The Public Company Accounting Oversight Board (PCAOB), which polices audit firms, proposed in 2011 that the firms be required to disclose the names of individual engagement partners in audit reports, as they must in some other countries. That proposal has not been made a US rule.

Some audit critics said it should be to make auditing more transparent, though audit firms have resisted this idea for a variety of reasons.

KPMG is the smallest of the Big Four global accounting and audit firms. It reported 2012 revenue of $23 billion, up 1.4% from the year before. The other three firms are PricewaterhouseCoopers, Deloitte and Ernst & Young. All are US-based and operate affiliate networks around the world.
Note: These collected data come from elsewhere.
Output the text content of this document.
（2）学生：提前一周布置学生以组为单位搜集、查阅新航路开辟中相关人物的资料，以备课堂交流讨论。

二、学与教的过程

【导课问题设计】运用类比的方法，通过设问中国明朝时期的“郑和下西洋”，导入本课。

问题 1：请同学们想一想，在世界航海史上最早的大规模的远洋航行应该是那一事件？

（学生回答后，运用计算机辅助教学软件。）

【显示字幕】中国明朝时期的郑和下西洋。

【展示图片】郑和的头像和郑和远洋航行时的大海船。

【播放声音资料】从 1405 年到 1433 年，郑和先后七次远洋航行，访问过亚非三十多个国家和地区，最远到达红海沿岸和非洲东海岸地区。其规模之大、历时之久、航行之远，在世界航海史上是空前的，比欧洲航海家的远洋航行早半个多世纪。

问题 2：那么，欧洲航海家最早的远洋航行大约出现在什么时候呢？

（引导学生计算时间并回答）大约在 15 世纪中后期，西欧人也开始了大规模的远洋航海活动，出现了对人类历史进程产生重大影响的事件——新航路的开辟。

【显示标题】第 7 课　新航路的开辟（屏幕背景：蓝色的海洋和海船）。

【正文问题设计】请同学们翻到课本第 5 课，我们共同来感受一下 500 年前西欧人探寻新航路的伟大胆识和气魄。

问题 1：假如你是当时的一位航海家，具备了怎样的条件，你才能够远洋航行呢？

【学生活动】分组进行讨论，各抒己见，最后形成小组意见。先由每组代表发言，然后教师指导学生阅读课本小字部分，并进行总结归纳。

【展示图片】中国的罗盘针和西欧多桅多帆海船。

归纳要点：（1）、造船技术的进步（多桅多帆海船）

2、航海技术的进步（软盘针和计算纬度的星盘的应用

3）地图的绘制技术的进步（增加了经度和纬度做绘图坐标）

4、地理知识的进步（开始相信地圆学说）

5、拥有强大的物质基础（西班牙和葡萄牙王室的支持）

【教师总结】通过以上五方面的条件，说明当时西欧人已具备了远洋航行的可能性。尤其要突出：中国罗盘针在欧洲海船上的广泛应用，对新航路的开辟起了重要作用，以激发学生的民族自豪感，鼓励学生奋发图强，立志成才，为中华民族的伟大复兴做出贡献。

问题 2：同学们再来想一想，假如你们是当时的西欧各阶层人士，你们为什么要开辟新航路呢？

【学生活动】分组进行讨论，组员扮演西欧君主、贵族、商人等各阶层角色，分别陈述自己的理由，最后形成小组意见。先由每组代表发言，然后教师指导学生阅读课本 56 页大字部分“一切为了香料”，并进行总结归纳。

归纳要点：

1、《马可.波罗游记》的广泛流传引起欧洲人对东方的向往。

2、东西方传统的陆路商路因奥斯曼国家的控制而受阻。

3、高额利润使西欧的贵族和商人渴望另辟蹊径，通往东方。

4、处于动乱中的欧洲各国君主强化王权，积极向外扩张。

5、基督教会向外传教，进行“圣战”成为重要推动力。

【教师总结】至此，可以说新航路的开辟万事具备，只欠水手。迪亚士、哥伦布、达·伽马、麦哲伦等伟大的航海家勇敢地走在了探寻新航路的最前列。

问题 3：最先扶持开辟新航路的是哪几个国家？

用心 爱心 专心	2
Any controversy over KPMG's dealings could hurt the firm's reputation. In 2005, KPMG narrowly avoided a criminal indictment by agreeing to pay $456m in a deferred prosecution settlement with US authorities over its sale of tax shelters.

Three years earlier, smaller rival Arthur Andersen collapsed over its auditing work for energy company Enron Corporation.

In addition, KPMG partners were the only ones so far to have been sued by the US Securities and Exchange Commission in connection with the global financial crisis.